Atkinson Foundation
- Formation: 1942
- Founder: Joseph E. Atkinson
- Legal status: Charity
- Headquarters: Toronto, Ontario, Canada
- Executive Director: Colette Murphy
- Website: atkinsonfoundation.ca

= Atkinson Foundation =

Canadian social justice charity

The Atkinson Charitable Foundation is a major Canadian charity established in 1942 by Joseph E. Atkinson (1865–1948). It is a non-governmental, and non-profit organization.

==History==
Joseph E. Atkinson (1865–1948) was the founding chair of the Atkinson Foundation which was established in 1942. After Atkinson senior died in 1948, control of the Toronto Star passed to the trustees of the foundation. Atkinson, a philanthropist, was the owner and publisher of the Toronto Star until his death in 1948 at the age of 82. Atkinson was president and chair of the board of directors of the foundation.

==Mandate==
The Atkinson Foundation promotes social and economic justice in Ontario. Since 2014, the Foundation has focused on strengthening movements for decent work and a fair economy.

==Key people==
Colette Murphy is the Atkinson Foundation’s executive director. Past executive directors include Olivia Nuamah and Charles Pascal, who had served as the Foundation's first full-time executive director from 1995 to 2010.

==Projects==

===Atkinson Decent Work Fund===
Since 2014, the Atkinson Decent Work Fund has been a source of support for many projects aimed at making work decent and the economy equitable.
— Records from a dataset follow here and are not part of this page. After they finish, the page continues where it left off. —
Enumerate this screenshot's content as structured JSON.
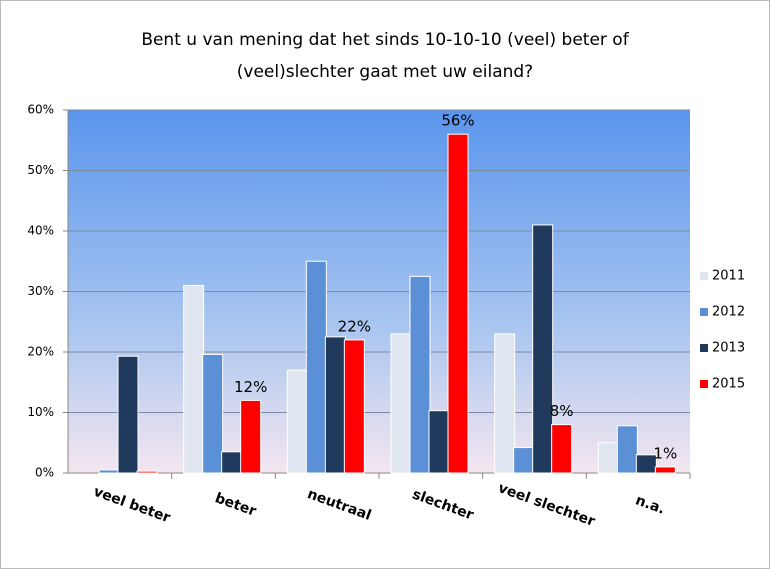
{
  "chart_data": {
    "type": "bar",
    "title": [
      "Bent u van mening dat het sinds 10-10-10 (veel) beter of",
      "(veel)slechter gaat met uw eiland?"
    ],
    "categories": [
      "veel beter",
      "beter",
      "neutraal",
      "slechter",
      "veel slechter",
      "n.a."
    ],
    "series": [
      {
        "name": "2011",
        "color": "#dfe6ef",
        "values": [
          0,
          31,
          17,
          23,
          23,
          5
        ]
      },
      {
        "name": "2012",
        "color": "#5b8fd6",
        "values": [
          0.5,
          19.6,
          35,
          32.5,
          4.2,
          7.8
        ]
      },
      {
        "name": "2013",
        "color": "#1f3a5c",
        "values": [
          19.3,
          3.5,
          22.5,
          10.3,
          41,
          3
        ]
      },
      {
        "name": "2015",
        "color": "#ff0000",
        "values": [
          0.3,
          12,
          22,
          56,
          8,
          1
        ],
        "value_labels": [
          null,
          "12%",
          "22%",
          "56%",
          "8%",
          "1%"
        ]
      }
    ],
    "ylim": [
      0,
      60
    ],
    "yticks": [
      {
        "value": 0,
        "label": "0%"
      },
      {
        "value": 10,
        "label": "10%"
      },
      {
        "value": 20,
        "label": "20%"
      },
      {
        "value": 30,
        "label": "30%"
      },
      {
        "value": 40,
        "label": "40%"
      },
      {
        "value": 50,
        "label": "50%"
      },
      {
        "value": 60,
        "label": "60%"
      }
    ],
    "grid": true,
    "legend": "right"
  }
}
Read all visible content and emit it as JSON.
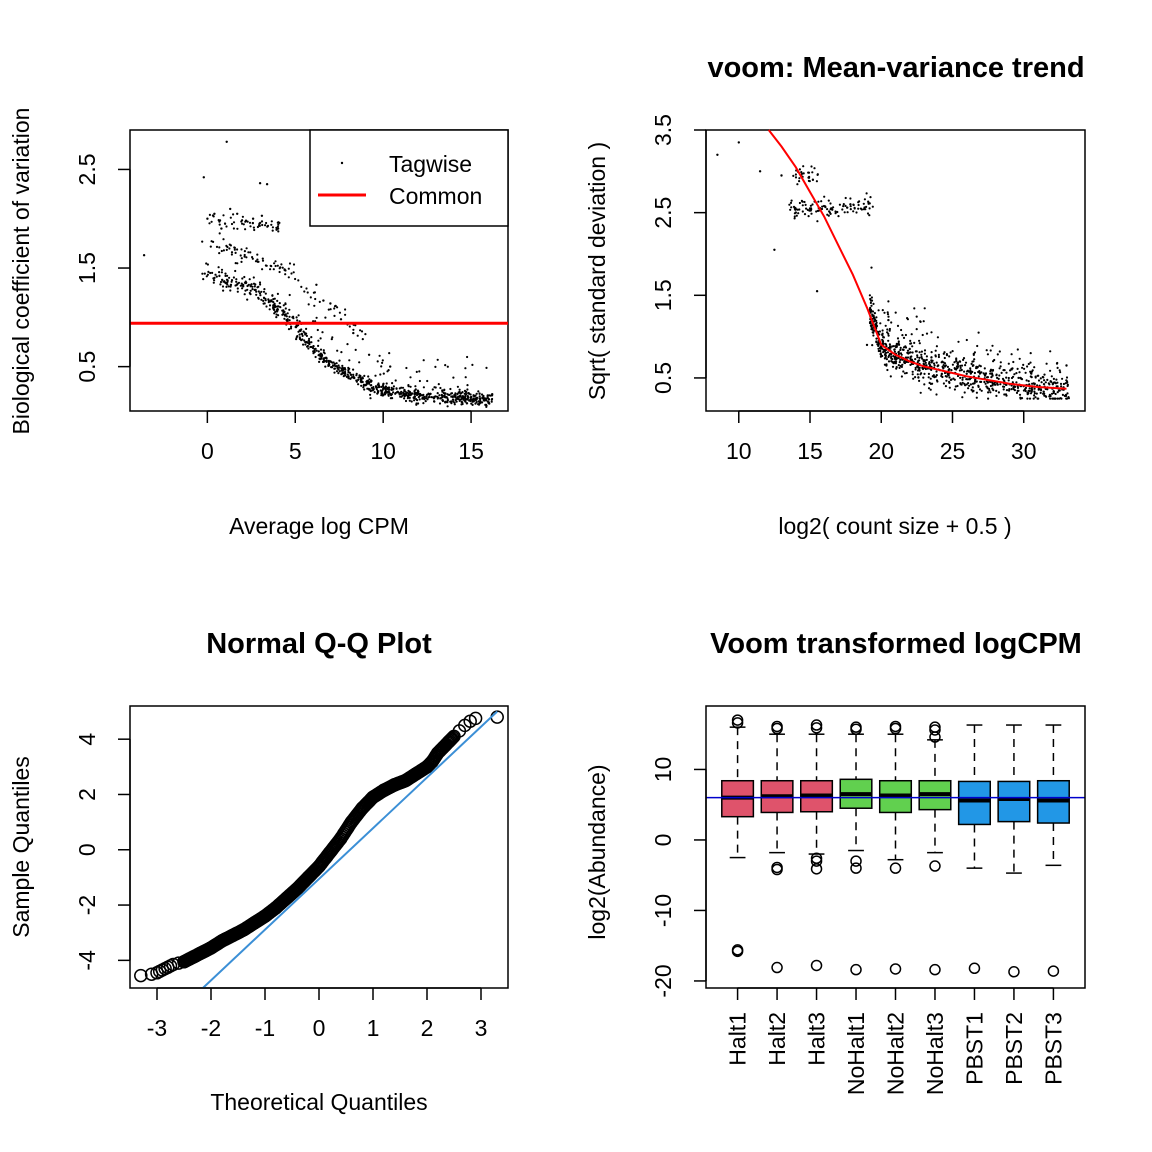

===Atkinson Fellowship in Public Policy===
Through the Atkinson Fellowship in Public Policy is a collaborative project between the Atkinson Foundation, the Honderich Family, and the Toronto Star through which they present an annual award to a "seasoned" Canadian journalist which includes funding for a year-long investigation into a current Canadian policy issue.

===Other projects===
On May 13, 2018 the Atkinson Foundation named economist Armine Yalnizyan as the two-year Atkinson Fellow on the Future of Workers—on collaborative research on "policy innovation for inclusive economic growth in an era of rapid technological change".

In 2014 the Atkinson Foundation partnered with the Toronto Star to hire Sara Mojtehedzadeh as the "work and wealth" reporter; in 2017 they partnered to hire Carleton University graduate, journalist Sabrina Nanji to report on "democracy and democratic reform."

==Past projects==

===Economic Justice Fellowship Award===
Cathy Crowe, a "street nurse", educator, author, social justice activist and filmmaker, specializing in advocacy for the homeless in Canada, was the recipient of the Economic Justice Fellowship Award from the Atkinson Charitable Foundation in 2004 which was twice renewed.

Cindy Blackstock, a Gitxsan activist for child welfare and executive director of the First Nations Child and Family Caring Society of Canada won the 2009 Economic Justice Fellowship Award.